Market minnow stocks don’t have a reputation for being the best shares to buy for income, but Paul Summers would consider these three dividend hikers.

| More on:

The content of this article was relevant at the time of publishing. Circumstances change continuously and caution should therefore be exercised when relying upon any content contained within this article.

You’re reading a free article with opinions that may differ from The Motley Fool’s Premium Investing Services. Become a Motley Fool member today to get instant access to our top analyst recommendations, in-depth research, investing resources, and more. Learn More.

Ask investors to name dividend-paying companies and I suspect they’ll automatically think of the biggest stocks on the market.

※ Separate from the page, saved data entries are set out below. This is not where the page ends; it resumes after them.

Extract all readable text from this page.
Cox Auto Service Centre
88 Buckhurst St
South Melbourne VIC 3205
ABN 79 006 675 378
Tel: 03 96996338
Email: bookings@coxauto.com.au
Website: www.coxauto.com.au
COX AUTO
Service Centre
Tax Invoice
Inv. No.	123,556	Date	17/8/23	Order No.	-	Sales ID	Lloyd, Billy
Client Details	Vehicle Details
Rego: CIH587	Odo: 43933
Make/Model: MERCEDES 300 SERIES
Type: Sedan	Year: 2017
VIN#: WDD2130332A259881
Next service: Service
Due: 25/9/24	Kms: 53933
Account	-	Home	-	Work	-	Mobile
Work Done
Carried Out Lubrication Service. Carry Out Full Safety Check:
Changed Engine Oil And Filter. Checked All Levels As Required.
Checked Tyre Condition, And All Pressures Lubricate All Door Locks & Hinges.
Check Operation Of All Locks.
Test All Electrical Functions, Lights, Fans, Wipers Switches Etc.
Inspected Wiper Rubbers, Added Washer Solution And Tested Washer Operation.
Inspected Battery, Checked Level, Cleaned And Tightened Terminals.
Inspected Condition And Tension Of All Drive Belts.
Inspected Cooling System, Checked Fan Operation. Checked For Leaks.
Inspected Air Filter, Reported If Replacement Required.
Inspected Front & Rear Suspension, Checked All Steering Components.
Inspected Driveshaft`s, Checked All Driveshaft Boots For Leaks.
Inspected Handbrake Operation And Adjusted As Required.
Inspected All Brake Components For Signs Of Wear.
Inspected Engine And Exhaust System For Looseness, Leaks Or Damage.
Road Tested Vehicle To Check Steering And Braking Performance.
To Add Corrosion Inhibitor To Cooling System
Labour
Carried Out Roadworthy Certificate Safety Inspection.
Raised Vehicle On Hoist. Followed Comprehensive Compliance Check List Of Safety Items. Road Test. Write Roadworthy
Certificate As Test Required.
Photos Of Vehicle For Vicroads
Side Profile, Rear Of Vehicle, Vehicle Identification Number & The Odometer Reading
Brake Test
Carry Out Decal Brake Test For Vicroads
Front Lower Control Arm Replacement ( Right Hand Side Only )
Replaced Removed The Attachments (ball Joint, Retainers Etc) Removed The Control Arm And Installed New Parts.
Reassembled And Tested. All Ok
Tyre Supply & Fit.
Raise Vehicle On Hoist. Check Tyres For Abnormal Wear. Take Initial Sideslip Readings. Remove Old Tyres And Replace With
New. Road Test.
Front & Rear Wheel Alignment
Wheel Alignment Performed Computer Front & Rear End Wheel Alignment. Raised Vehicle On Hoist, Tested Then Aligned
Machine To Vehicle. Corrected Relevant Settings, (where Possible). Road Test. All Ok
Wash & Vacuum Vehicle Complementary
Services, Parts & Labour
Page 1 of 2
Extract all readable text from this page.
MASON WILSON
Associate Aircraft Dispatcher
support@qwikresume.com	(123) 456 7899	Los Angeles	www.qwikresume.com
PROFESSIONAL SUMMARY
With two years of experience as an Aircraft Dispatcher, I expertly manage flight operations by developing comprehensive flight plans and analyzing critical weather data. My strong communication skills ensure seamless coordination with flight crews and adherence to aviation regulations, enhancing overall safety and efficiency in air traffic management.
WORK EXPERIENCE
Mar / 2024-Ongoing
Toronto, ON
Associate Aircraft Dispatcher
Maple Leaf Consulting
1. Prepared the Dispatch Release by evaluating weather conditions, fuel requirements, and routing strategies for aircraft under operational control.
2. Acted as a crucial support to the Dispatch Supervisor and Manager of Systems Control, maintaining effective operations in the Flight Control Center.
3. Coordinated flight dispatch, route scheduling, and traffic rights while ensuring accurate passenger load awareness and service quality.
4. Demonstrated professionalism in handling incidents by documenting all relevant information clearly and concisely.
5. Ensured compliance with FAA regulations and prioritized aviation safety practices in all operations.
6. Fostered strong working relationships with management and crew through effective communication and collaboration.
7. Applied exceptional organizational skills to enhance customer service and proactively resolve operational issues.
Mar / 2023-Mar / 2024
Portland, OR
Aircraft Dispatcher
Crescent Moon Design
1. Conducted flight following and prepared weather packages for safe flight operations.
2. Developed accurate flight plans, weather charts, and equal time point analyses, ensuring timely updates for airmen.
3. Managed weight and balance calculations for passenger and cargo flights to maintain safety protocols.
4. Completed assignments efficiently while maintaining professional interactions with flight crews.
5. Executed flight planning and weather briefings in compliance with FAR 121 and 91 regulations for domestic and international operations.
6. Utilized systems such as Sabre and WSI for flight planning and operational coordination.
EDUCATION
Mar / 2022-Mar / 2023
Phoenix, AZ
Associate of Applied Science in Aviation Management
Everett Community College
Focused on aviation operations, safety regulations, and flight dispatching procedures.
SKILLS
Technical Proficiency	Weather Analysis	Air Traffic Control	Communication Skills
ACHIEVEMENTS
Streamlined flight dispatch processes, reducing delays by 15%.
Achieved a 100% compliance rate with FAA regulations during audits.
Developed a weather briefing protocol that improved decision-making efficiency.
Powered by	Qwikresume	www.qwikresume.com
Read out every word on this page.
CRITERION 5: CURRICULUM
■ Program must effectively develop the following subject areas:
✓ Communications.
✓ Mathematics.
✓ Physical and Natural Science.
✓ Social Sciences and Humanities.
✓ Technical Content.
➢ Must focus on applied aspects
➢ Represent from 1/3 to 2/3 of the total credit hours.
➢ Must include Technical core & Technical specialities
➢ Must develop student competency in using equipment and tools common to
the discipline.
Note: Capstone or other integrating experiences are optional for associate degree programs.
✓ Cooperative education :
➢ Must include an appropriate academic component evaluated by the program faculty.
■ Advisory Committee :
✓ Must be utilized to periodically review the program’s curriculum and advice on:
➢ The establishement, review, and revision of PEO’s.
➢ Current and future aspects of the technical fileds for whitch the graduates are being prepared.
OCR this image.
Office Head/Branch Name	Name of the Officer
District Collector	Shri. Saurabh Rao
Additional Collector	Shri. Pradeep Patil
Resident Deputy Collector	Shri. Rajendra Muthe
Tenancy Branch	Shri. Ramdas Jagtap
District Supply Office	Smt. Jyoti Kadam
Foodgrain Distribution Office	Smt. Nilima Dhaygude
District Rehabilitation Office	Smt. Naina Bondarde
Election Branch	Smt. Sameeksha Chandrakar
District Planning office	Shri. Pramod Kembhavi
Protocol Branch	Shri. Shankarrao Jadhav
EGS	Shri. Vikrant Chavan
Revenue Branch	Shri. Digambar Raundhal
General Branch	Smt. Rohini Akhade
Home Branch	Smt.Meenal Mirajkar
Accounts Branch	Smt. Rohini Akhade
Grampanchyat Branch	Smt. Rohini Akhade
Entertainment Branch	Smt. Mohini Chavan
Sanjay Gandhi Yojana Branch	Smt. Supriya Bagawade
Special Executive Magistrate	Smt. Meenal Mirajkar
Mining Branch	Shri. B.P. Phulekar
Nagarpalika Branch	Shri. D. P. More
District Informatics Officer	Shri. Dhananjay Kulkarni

This is entirely reasonable given the huge yields offered by some FTSE 100 members. Based on my research, however, I think some small-cap stocks could be among the best shares to buy, at least based on their track records of raising payouts. 

Jersey Electric

As its name suggests, market minnow Jersey Electric (LSE: JEL) supplies electricity to approximately 50,000 domestic and commercial customers on the island. Importantly, it’s the only company to do so, making it arguably as defensive as small-cap stocks come. 

As a result of this, Jersey has shown itself to be an extremely consistent dividend raiser (+5% every year).  A total payout of 17.3p per share is expected in FY21. That’s a 2.9% yield; not massive but easily covered by profit.

As one might expect from a solid income payer, however, JEL’s share price performance has been adequate rather than explosive. The stock is up 44% in value since 2016. That’s clearly a whole lot less than other UK shares. So, a danger with JEL is that I wouldn’t get much in the way of capital growth. A valuation of 16 times earnings for a predictable utility stock isn’t exactly cheap either. 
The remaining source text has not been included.